Sunday, January 22, 2006

"Bigots Go Home"?

Last night, while babysitting for some friends, I was watching FoxNews and noticed a blurb about a pro-life protest march in San Francisco. The blurb was on what I call the news bar that's at the bottom of the tv screen. The pro-lifers were protesting the Roe v. Wade decision which has it's anniversary today. They were countered by pro-abortion marchers shouting, "Bigots go home", and that's what caught my attention.

We all know that the abortion debate brings out heated passions on both sides, but why, I wondered, did the pro-abortion demonstrators in San Francisco call the pro-lifers bigots? The abortion debate has nothing to do with race or even gender. Millions of pro-lifers are women. Indeed, judging from all the pro-life rallies and protests I've seen on tv, women are the backbone of the pro-life movement, yet the SF pro-lifers were called bigots. Having thought about it, I think I know why, and it gets to the bottom of why I'm not a liberal.

As I stated above, millions of women are pro-life. I'm one of them. My best friends are pro-life. I've had female co-workers who were pro-life. So I know that pro-lifers aren't bigots. Yet liberals are obsessed with making every issue about bigotry, or racism, or hate. Apparently, they think it proves their moral and intellectual superiority over their opponents, but I think it reveals their moral and intellectual bankruptcy.
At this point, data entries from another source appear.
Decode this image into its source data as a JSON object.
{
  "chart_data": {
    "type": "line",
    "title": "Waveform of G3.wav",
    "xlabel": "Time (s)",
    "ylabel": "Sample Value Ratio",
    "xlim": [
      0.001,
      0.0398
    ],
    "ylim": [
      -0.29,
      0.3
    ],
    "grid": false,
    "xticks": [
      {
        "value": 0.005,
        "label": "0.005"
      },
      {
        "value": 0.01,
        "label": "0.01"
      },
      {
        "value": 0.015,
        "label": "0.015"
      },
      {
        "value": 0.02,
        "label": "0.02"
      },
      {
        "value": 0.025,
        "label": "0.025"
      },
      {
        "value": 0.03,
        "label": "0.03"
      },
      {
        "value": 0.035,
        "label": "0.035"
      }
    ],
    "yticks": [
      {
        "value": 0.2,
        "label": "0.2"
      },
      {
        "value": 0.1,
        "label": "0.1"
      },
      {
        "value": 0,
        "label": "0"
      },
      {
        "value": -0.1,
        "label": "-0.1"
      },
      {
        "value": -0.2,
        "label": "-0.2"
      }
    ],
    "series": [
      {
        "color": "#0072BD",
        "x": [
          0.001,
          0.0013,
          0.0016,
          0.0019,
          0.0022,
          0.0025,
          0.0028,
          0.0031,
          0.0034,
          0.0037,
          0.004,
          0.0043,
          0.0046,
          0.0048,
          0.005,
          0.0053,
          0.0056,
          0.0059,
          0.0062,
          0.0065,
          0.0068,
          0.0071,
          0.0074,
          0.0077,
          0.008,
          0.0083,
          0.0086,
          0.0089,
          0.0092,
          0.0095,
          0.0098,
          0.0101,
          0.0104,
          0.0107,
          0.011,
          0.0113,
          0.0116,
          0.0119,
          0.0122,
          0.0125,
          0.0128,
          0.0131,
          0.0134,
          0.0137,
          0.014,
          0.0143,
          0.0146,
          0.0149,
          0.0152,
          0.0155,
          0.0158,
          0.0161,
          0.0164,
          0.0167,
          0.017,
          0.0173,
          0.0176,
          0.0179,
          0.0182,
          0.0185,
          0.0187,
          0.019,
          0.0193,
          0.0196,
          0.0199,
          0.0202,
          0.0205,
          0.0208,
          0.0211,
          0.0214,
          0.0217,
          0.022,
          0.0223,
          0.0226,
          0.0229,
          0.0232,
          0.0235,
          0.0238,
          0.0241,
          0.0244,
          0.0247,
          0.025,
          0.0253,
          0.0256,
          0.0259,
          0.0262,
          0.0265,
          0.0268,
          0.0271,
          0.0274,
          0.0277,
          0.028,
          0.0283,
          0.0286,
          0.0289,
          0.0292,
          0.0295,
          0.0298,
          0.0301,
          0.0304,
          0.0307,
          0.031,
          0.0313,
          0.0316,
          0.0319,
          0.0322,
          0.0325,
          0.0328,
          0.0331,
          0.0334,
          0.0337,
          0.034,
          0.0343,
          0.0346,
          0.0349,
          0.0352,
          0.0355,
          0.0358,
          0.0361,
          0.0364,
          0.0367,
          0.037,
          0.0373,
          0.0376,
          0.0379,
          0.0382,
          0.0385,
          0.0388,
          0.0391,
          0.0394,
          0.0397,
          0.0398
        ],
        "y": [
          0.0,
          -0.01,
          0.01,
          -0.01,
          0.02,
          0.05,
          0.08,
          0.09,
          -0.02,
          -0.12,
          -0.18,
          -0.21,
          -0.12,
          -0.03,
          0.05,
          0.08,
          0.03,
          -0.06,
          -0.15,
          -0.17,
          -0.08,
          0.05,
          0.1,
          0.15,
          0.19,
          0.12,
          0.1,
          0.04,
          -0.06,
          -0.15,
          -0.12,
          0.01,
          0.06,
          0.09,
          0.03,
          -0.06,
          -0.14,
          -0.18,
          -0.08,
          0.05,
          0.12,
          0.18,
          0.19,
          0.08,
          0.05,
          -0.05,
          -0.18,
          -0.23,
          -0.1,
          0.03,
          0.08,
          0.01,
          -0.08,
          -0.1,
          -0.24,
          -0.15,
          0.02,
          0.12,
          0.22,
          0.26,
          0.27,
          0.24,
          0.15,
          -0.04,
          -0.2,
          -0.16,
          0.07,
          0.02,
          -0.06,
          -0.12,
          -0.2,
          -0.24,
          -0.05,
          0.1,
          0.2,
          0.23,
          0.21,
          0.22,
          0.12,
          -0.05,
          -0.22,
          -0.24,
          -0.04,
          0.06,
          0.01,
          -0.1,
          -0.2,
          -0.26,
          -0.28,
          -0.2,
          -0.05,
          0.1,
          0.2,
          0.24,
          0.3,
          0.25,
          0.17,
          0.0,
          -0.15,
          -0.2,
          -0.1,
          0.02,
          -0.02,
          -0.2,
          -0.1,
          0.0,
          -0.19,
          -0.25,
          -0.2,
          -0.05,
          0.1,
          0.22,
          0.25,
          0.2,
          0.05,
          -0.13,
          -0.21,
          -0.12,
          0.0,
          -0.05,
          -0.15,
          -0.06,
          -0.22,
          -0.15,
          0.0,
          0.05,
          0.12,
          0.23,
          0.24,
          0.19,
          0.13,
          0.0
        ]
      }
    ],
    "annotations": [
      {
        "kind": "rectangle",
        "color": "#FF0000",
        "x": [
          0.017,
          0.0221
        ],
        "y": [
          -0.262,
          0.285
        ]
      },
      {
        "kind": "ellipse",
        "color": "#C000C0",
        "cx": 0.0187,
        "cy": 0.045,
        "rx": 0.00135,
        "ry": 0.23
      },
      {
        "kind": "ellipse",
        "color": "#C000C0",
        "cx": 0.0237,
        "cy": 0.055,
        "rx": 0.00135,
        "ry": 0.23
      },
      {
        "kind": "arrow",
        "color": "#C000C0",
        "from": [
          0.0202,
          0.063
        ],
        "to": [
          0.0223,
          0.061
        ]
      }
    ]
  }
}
It takes no great mental effort to dismiss your ideological foe with a pre-packaged rebuttal. This is especially true when the rebuttal has little or no relation to the actual issue at hand. Still, liberals do this all the time. And why do they do it? Because they lack convincing arguments for their ideas and because they're too arrogant to think they need them. Liberals are about discrediting the views of others rather than defending their own. They seem to really believe that all they have to do is smear opposing views for the gloriously obvious goodness of their own ideas to shine forth. And what better way to smear opposing views, and the people who hold them, than to paint them as bigoted, racist, or hateful?

This was brought home to me during the bitter debate over welfare reform during Clinton's presidency. Republicans were giving the public real stastitics on the failure of the old welfare system, most notably that it hadn't reduced poverty one bit in 30 years. And the Democrats' response? The Republicans were cruel! The Republicans were racists! The Republicans wanted to starve children! I'll never forget Congressman Charles Rangel actually saying that there were "similarities" between the Republicans' welfare reform bill and Naziism. Opposing a welfare system that kept people poor made you a Nazi??!! That's when I lost all respect for liberals. Truth and common sense didn't matter. Power mattered, and liberals thought they could regain it by launching a hysterical smear campaign they assumed the public was dumb enough to believe. They assumed wrong, and they're still out of power.

I realize that most people aren't going to change their position on the abortion issue, which ever side they're on. But the harshness of the debate could ebb if the pro-abortion side started showing a little more respect for the intellectual depth of the pro-life side. In fact, liberals need to show more respect for the intellectual depth of their opponents on all issues. It's time they started defending their ideas and stopped assasinating non-liberals' character.

5 comments:

Anonymous said...

A sign of respect on your part would be to use the term "pro-choice" instead of "pro-abortion".

Seane-Anna said...

Point noted. Still, I used the term pro-abortion deliberately because I believe that's what most "pro-choice" activists really are. If they weren't, why do they fight so fanatically against any common sense restrictions on abortions, such as parental notification or a 24 hour waiting period (which liberals consider very reasonable when applied to buying a gun)? I believe it's because "pro-choice" activists fear such restrictions will limit the number of abortions, not women's ability to choose abortion. So that's why I used the "disrespectful" term pro-abortion.

Anonymous said...

I think that you would find that the heart of the matter for most "liberals" is the preservation of a woman's right to choose abortion, not that abortion is the best option. I guess to make MY point, I should use the "disrespectful" term "anti-choice".

Seane-Anna said...

I can't speak for other pro-lifers, but I personally don't consider the term "anti-choice" disrespectful because, in the narrow since, that's what pro-lifers ARE, against the choice of abortion. In the broader since, pro-lifers are "pro-choice" when it comes to non-lethal ways of dealing with or better yet, preventing, unplanned pregnancies.

I'd also add that it's a moral duty to be "anti-choice" when the choice that's advocated demotes the value of another human being. Surely you'd agree that the abolitionists were right to be "anti-choice" when it came to slavery.

Anon said...

Here's an abortion debate on blog I visited earlier. PoorGrrl you need to stop stereotyping people who have different views than you. People can reach different conclusions than you do from ethical and moral standpoints.

http://ninthstate.net/2006/06/12/a-childs-clarity/#comment-5284

This debate (on a republican/conservative blog) was between the two sides in the conflict. Notice how we managed to agree. We didn't stereotype each other.